Raoul Hausmann, dadaïste célèbre mais photographe méconnu
Première rétrospective d’envergure en France consacrée au travail photographique de l’écrivain et plasticien dadaïste, l’exposition « Raoul Hausmann. Photographies 1927-1936 » s’intéresse à ce pan longtemps resté méconnu et sous-estimé de son œuvre.
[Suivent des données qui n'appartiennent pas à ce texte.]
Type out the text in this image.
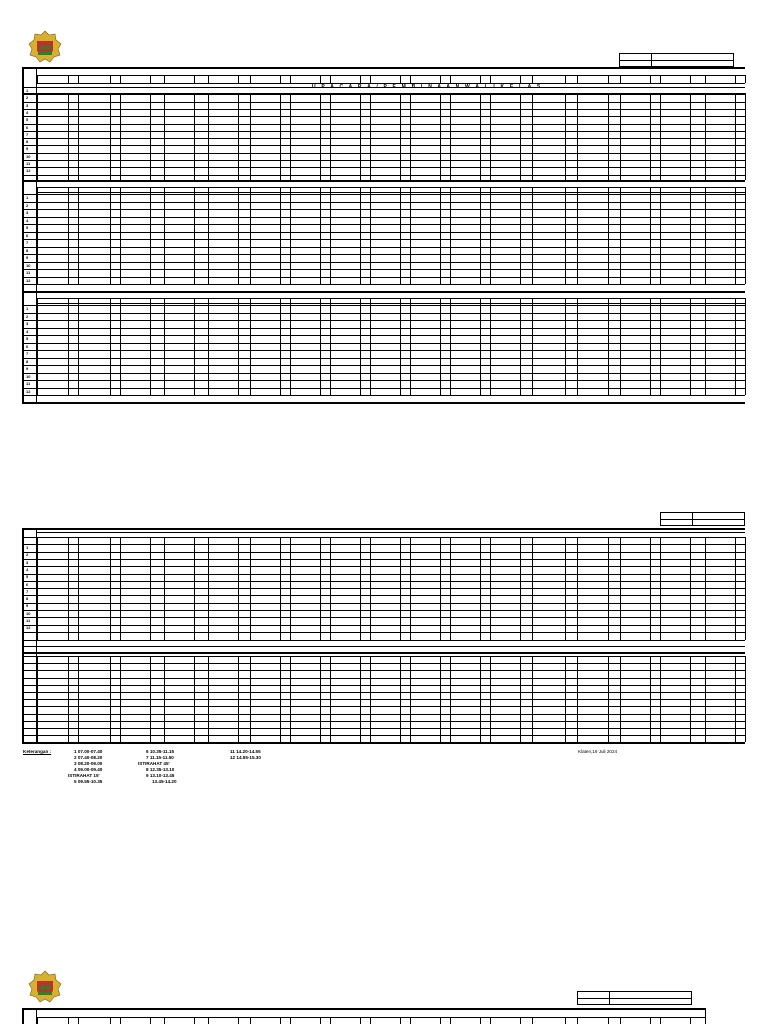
1
2
3
4
5
6
7
8
9
10
11
12
1
2
3
4
5
6
7
8
9
10
11
12
1
2
3
4
5
6
7
8
9
10
11
12
1
2
3
4
5
6
7
8
9
10
11
12
U P A C A R A / P E M B I N A A N W A L I K E L A S
Keterangan :	1 07.00-07.40
2 07.40-08.20
3 08.20-09.00
4 09.00-09.40
ISTIRAHAT 15'
5 09.55-10.35
6 10.35-11.15
7 11.15-11.50
ISTIRAHAT 45'
8 12.35-13.10
9 13.10-13.45
13.45-14.20
11 14.20-14.55
12 14.55-15.30
Klaten,19 Juli 2024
Alors qu’avaient été surtout retenus son rôle crucial au sein de Dada Berlin, et la dimension pionnière de ses assemblages, collages, photomontages et poèmes sonores, l’importance de la production photographique de Raoul Hausmann n’a été que récemment découverte.
Plus de cent trente tirages d’époque, qui ont tous été réalisés par Raoul Hausmann lui-même témoignent de la pratique photographique prolifique dans laquelle l’artiste s’est lancé à partir de 1927, après avoir agité la scène culturelle berlinoise des années 1920 par ses expérimentations en tous genres. Ces clichés font partie des plus de mille tirages qu’il produisit en une décennie de création photographique sensible et lyrique.
Les photographies de Raoul Hausmann célèbrent l’écart et le désordre
Les premières photographies de Raoul Hausmann s’inscrivent dans les paysages des mers Baltique et du Nord : Sans titre (Herbe des dunes) et Sans titre (Pied dans le sable), prises vers 1931, Dune mobile, de septembre 1931. Ces clichés en noir et blanc sont ceux d’un flâneur qui cherche à transmettre son émotion plutôt que de parvenir à une image parfaite. Malgré sa prédilection pour les étendues de dunes, propices à un jeu de lignes et de contrastes, Raoul Hausmann ne livre pas des compositions parfaitement construites et ordonnées mais favorise au contraire les détails éblouissants émergeant des surfaces lisses, comme des interstices de liberté.
Les nus occupent également une place importante dès les premières années de la carrière de photographe de Raoul Hausmann, comme en témoignent les clichés Sans titre (Vera Broïdo), Deux nus féminins allongés sur une plage ou encore Nu sur la plage, au traitement sculptural des corps. Après l’Allemagne, les photographies de Raoul Hausmann le situent à Paris, en Tchécoslovaquie et à Ibiza, suivant son périple à travers l’Europe, chassé par les Nazis.
Le style photographique de Raoul Hausmann, qu’il s’applique aux nus, aux paysages de bord de mer, aux plantes ou encore à l’architecture vernaculaire d’Ibiza, s’inscrit dans une opposition à la vision nazie. A mi-chemin entre les courants de la Nouvelle Objectivité et de la Nouvelle Vision, son travail vise une poésie de l’écart et du désordre face aux normes.